Sekelumit Kisah di Peringatan Hari AIDS Sedunia

Alasan Jeje putus obat adalah mengalokasikan dana pengobatan untuk anaknya yang bersekolah di sekolah berasrama. Padahal obat ARV gratis dan biaya yang dikeluarkan perbulan sekitar Rp 100.000.

Tapi Jeje bisa mengeluarkan uang Rp 300.000 per bulan untuk rokok. Jeje pun tidak mau mengurus BPJS. Dan yang paling fatal, Jeje pun merasa dirinya sudah sehat dan tidak perlu melanjutkan ARV-nya. Beruntung istri dan anaknya HIV negatif.

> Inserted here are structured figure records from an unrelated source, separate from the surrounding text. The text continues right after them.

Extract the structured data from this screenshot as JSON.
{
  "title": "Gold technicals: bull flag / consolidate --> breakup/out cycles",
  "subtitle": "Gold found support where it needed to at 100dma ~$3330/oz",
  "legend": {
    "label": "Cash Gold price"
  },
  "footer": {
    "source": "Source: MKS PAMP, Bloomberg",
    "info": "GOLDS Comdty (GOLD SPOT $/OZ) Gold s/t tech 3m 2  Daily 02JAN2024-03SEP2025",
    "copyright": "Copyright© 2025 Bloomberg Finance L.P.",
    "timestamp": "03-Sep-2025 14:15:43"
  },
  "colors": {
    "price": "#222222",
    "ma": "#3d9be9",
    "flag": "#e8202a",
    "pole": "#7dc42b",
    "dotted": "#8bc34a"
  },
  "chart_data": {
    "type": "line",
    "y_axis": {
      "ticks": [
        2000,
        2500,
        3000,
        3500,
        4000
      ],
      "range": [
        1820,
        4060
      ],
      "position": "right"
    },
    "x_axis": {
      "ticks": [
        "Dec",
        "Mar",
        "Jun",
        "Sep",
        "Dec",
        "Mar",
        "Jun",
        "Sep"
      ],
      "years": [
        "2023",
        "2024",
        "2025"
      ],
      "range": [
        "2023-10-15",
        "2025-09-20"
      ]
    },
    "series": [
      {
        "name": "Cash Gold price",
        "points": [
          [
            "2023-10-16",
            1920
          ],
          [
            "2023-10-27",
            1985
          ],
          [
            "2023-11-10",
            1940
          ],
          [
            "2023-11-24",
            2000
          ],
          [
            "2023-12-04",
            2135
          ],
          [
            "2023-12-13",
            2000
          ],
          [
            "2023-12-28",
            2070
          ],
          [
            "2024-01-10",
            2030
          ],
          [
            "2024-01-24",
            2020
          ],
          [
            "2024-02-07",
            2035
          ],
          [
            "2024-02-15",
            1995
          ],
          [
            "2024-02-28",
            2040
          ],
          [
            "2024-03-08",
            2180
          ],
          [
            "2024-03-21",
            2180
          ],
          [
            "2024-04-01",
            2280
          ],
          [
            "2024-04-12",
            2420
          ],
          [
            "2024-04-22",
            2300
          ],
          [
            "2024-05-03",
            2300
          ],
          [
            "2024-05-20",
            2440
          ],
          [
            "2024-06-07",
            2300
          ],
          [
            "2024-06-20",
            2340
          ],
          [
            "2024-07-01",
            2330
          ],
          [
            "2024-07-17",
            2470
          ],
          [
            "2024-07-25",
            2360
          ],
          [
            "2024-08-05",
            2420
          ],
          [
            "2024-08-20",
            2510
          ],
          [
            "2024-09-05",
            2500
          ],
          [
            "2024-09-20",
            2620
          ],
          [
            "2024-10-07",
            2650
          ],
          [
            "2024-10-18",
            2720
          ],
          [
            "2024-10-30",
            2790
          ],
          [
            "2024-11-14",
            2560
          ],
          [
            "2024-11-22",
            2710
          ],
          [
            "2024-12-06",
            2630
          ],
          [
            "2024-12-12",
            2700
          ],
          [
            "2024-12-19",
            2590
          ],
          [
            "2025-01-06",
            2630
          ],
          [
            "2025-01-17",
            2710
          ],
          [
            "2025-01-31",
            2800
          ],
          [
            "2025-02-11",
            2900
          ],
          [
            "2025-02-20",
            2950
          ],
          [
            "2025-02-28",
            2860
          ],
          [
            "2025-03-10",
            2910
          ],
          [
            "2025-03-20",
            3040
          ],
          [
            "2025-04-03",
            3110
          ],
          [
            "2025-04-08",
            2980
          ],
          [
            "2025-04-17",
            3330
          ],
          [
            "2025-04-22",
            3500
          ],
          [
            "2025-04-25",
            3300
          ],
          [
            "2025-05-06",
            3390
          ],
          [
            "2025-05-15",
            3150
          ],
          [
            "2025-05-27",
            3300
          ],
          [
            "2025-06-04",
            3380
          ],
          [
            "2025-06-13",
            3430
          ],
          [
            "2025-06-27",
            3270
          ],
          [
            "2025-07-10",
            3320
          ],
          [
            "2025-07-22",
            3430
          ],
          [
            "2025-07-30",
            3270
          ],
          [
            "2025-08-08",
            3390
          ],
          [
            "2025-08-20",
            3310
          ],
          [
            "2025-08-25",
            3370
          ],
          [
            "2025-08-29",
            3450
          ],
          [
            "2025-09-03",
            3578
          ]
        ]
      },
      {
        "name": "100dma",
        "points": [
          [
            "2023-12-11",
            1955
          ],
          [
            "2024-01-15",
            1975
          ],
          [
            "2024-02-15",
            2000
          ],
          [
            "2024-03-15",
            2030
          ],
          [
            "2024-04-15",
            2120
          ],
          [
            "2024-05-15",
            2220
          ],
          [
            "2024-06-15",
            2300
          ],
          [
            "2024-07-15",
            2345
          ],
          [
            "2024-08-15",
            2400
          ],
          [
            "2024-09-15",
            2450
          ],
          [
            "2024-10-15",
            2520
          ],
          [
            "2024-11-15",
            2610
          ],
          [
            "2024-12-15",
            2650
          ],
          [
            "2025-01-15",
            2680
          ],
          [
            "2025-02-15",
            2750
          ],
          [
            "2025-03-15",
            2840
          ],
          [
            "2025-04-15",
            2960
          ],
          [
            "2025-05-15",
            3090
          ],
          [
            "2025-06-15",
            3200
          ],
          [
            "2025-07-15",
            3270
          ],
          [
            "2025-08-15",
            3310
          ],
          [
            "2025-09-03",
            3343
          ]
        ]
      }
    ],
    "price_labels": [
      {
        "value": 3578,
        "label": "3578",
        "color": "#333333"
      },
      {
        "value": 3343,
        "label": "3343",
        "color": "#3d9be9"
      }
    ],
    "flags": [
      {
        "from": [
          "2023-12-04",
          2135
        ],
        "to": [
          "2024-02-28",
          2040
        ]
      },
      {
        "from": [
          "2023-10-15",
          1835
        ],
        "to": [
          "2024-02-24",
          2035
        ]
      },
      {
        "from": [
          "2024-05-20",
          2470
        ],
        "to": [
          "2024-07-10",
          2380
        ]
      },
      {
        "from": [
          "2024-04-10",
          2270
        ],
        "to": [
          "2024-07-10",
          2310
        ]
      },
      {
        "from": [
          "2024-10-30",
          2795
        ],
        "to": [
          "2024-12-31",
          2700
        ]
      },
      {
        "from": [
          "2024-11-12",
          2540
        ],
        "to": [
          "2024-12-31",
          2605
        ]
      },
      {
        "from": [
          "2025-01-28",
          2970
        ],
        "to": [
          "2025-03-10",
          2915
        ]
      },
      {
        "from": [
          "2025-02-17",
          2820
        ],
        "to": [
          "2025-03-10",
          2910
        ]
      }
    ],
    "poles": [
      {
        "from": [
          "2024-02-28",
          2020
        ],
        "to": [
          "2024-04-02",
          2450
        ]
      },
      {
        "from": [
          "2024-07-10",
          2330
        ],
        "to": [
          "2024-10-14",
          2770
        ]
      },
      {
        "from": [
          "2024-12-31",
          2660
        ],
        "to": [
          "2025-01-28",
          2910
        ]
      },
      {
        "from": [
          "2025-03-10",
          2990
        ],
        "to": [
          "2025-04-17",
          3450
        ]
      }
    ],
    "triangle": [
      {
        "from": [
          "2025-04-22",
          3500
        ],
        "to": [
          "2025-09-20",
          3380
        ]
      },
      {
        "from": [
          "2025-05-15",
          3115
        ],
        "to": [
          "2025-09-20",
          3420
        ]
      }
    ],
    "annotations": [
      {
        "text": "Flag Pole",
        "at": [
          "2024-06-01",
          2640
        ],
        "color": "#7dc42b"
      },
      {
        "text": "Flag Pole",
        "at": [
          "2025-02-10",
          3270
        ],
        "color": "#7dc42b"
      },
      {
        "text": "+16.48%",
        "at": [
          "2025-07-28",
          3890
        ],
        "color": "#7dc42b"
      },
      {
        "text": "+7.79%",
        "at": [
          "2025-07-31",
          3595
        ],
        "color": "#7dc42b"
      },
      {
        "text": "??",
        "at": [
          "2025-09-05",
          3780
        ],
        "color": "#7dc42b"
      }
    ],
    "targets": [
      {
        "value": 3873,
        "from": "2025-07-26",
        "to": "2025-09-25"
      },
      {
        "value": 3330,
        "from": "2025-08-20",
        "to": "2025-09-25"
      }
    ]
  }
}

Sebulan lalu Jeje datang ke praktik saya diantar istrinya. Dia datang dengan keluhan berat badan yang menurun dan batuk-batuk sudah 2 bulan. Saya merujuk Jeje ke salah satu rumah sakit untuk menjalani pemeriksaan dahak untuk TB (Mycobacterium tuberculosis) dengan metode pemeriksaan Tes Cepat Molekuler.

Hasilnya Jeje terinfeksi kuman TBC yang sudah resisten terhdap obat-obat TB yang biasa dipakai (lini pertama). Jeje resisten terhadap INH dn Rifampisin. Jeje pun menjalani pengobatan Tuberkulosis Resisten Obat  (TB MDR) di salah satu Rumah Sakit besar dan dilanjutkan di Puskesmas. Lama pengobatan yang harus dijalani sekitar 18-24 bulan.

Orang yang serumah dengan Jejepun menjalani pemeriksaan TB, agar bila terdeteksi dapat cepat diobati. Saat ini Jeje diwajibkan memakai masker untuk menghindari penularan TB.

Jeje menyesal atas apa yang terjadi. Ada kemungkinan Jeje bukan hanya mengalami resisten atau kebal terhadap obat TB tetapi juga resisten terhadap ARV. Saat ini istri dan anaknya masih menunggu hasil pemeriksaan TB. Jeje sadar bahwa bahwa dia melakukan kekeliruan.

 

Dari beragam cerita yang dikisahkan, Anto, seorang gay berusia 25 tahun menjadi salah satu pasien yang sudah mengonsumsi ARV sejak dia berusia 17 tahun. Anto bekerja di salah satu LSM peduli HIV/AIDS.

Anto patuh minum ARV. 2 tahun lalu Anto mulai mempertimbangkan untuk menikah dengan perempuan. Anto mulai memperdalam agamanya.

Tiga tahun lalu dalam acara kebersamaan dalam rangka memperingati Hari AIDS Sedunia, Anto bertemu dengan Anti seorang mahasiswi berusia 20 tahun. Mereka saling bercerita dan Antopun bercerita bahwa dia HIV positif dan gay yang sedang bergumul untuk menikah dengan perempuan. Komunikasi keduanya tambah intens dan akhirnya mereka berdua memutuskan untuk menikah.